During the twentieth century radical intellectuals became aware of the stultifying and socially divisive effects of classical education. They deliberately tried to establish pai-hua, a demotic written language close to ordinary speech and accessible to all, through which they hoped to mobilize the people to strengthen China against foreign imperialism. However, the idea that good style consists of abstruse allusions has died extremely hard. The writer Lu Hsün, who devoted his life to rousing Chinese workers and peasants, is generally acknowledged to be the best writer in pai-hua.
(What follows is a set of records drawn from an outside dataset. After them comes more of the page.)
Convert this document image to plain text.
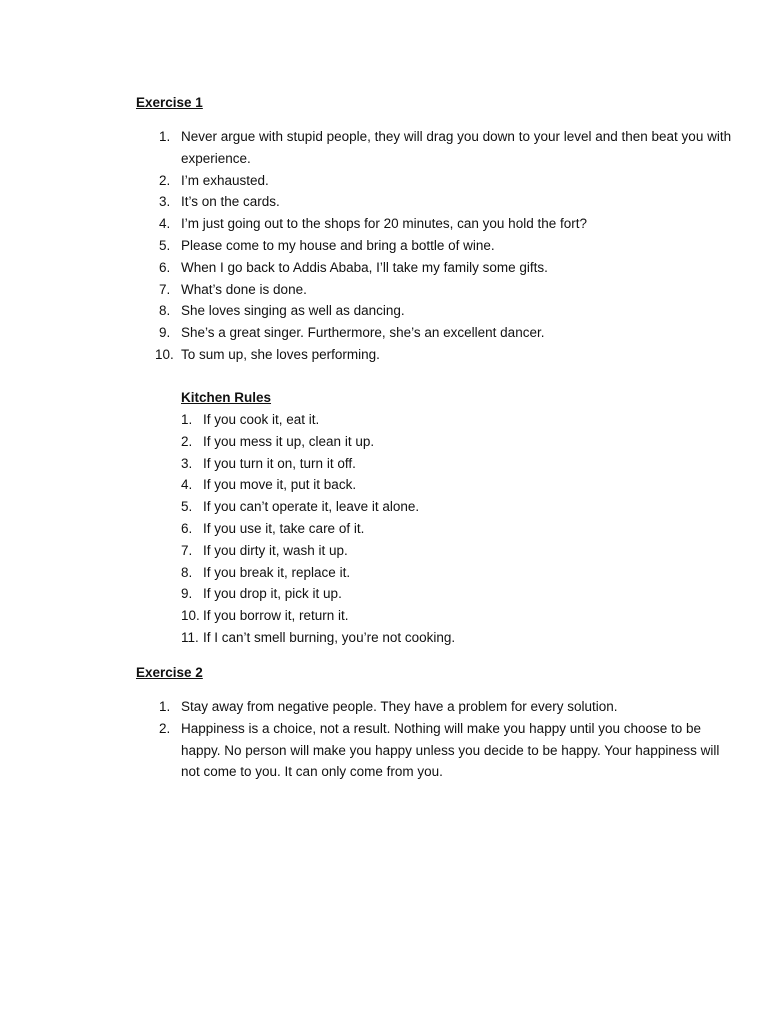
Exercise 1
1. Never argue with stupid people, they will drag you down to your level and then beat you with experience.
2. I’m exhausted.
3. It’s on the cards.
4. I’m just going out to the shops for 20 minutes, can you hold the fort?
5. Please come to my house and bring a bottle of wine.
6. When I go back to Addis Ababa, I’ll take my family some gifts.
7. What’s done is done.
8. She loves singing as well as dancing.
9. She’s a great singer. Furthermore, she’s an excellent dancer.
10. To sum up, she loves performing.
Kitchen Rules
1. If you cook it, eat it.
2. If you mess it up, clean it up.
3. If you turn it on, turn it off.
4. If you move it, put it back.
5. If you can’t operate it, leave it alone.
6. If you use it, take care of it.
7. If you dirty it, wash it up.
8. If you break it, replace it.
9. If you drop it, pick it up.
10. If you borrow it, return it.
11. If I can’t smell burning, you’re not cooking.
Exercise 2
1. Stay away from negative people. They have a problem for every solution.
2. Happiness is a choice, not a result. Nothing will make you happy until you choose to be happy. No person will make you happy unless you decide to be happy. Your happiness will not come to you. It can only come from you.
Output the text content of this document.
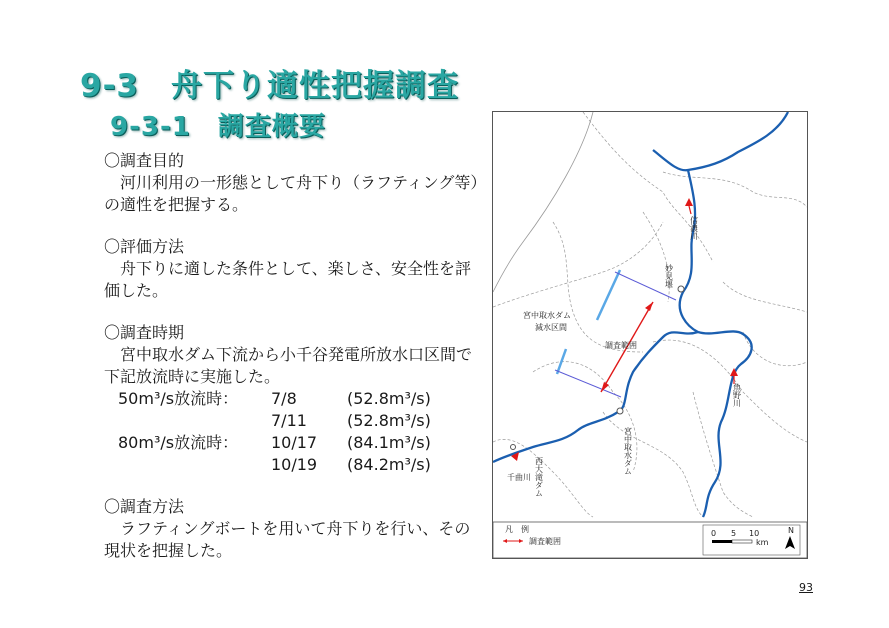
9-3　舟下り適性把握調査
9-3-1　調査概要

〇調査目的

　河川利用の一形態として舟下り（ラフティング等）の適性を把握する。

〇評価方法

　舟下りに適した条件として、楽しさ、安全性を評価した。

〇調査時期

　宮中取水ダム下流から小千谷発電所放水口区間で下記放流時に実施した。

50m³/s放流時：	7/8	(52.8m³/s)
7/11	(52.8m³/s)
80m³/s放流時：	10/17	(84.1m³/s)
10/19	(84.2m³/s)

〇調査方法

　ラフティングボートを用いて舟下りを行い、その現状を把握した。

信濃川
妙見堰
宮中取水ダム減水区間
調査範囲
宮中取水ダム
魚野川
西大滝ダム
千曲川
凡　例
調査範囲
0 5 10
km
N
93
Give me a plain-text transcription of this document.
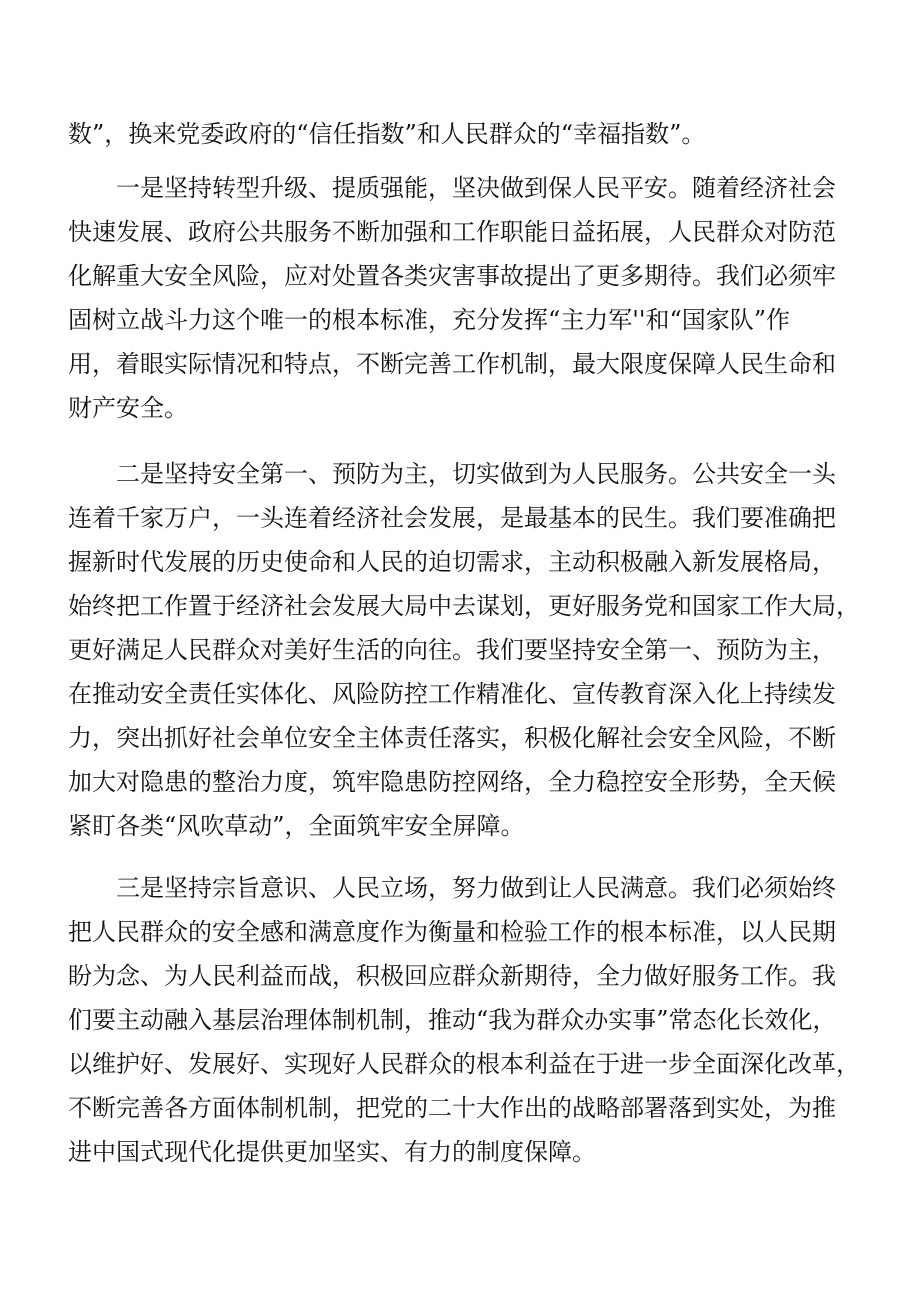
数”，换来党委政府的“信任指数”和人民群众的“幸福指数”。
一是坚持转型升级、提质强能，坚决做到保人民平安。随着经济社会
快速发展、政府公共服务不断加强和工作职能日益拓展，人民群众对防范
化解重大安全风险，应对处置各类灾害事故提出了更多期待。我们必须牢
固树立战斗力这个唯一的根本标准，充分发挥“主力军''和“国家队”作
用，着眼实际情况和特点，不断完善工作机制，最大限度保障人民生命和
财产安全。
二是坚持安全第一、预防为主，切实做到为人民服务。公共安全一头
连着千家万户，一头连着经济社会发展，是最基本的民生。我们要准确把
握新时代发展的历史使命和人民的迫切需求，主动积极融入新发展格局，
始终把工作置于经济社会发展大局中去谋划，更好服务党和国家工作大局，
更好满足人民群众对美好生活的向往。我们要坚持安全第一、预防为主，
在推动安全责任实体化、风险防控工作精准化、宣传教育深入化上持续发
力，突出抓好社会单位安全主体责任落实，积极化解社会安全风险，不断
加大对隐患的整治力度，筑牢隐患防控网络，全力稳控安全形势，全天候
紧盯各类“风吹草动”，全面筑牢安全屏障。
三是坚持宗旨意识、人民立场，努力做到让人民满意。我们必须始终
把人民群众的安全感和满意度作为衡量和检验工作的根本标准，以人民期
盼为念、为人民利益而战，积极回应群众新期待，全力做好服务工作。我
们要主动融入基层治理体制机制，推动“我为群众办实事”常态化长效化，
以维护好、发展好、实现好人民群众的根本利益在于进一步全面深化改革，
不断完善各方面体制机制，把党的二十大作出的战略部署落到实处，为推
进中国式现代化提供更加坚实、有力的制度保障。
Even so his work is full of esoteric references which make his convoluted sentences difficult for many Chinese. Mao’s poetry is known to be traditional and refined; but much of his prose also contains classical images and phrases. Familiarity has made his writing easier to read and his style has influenced the spoken language.

The growing closeness of speech to writing makes it considerably easier to read works published after 1949. Nevertheless the esoteric tradition still flourishes. The Cultural Revolution began with an attack on a series of plays and articles written by a leading scholar, Wu Han, on an official in the Ming Dynasty called Hai Jui. In them Hai Jui was supposed to have championed the peasants against oppressive authority. Insiders knew that Hai Jui stood for P’eng Te-huai, the Minister of Defense who was dismissed in 1959 partly because he had criticized the Great Leap Forward. In 1950 Wu Han had talked with Mao Tse-tung about his position and that of other intellectuals under the new regime largely by referring to the career of a fourteenth-century Taoist monk.

To this esoteric tradition has been added the Soviet practice of indicating policies and positions in the hierarchy by subtle linguistic devices, the inclusion or omission of adjectives or the different ordering of formulae. This practice has been grafted easily onto another part of the esoteric tradition known as “praise and blame.” Confucius and later writers used this tradition to show approval or disapproval of historical figures by the way in which their names and titles were given. Thus in China today there is the paradox that articles and stories are written as simply as possible to reach and rouse the people, while at the same time the language of political infighting is deliberately allusive in order to keep the uninitiate from understanding it.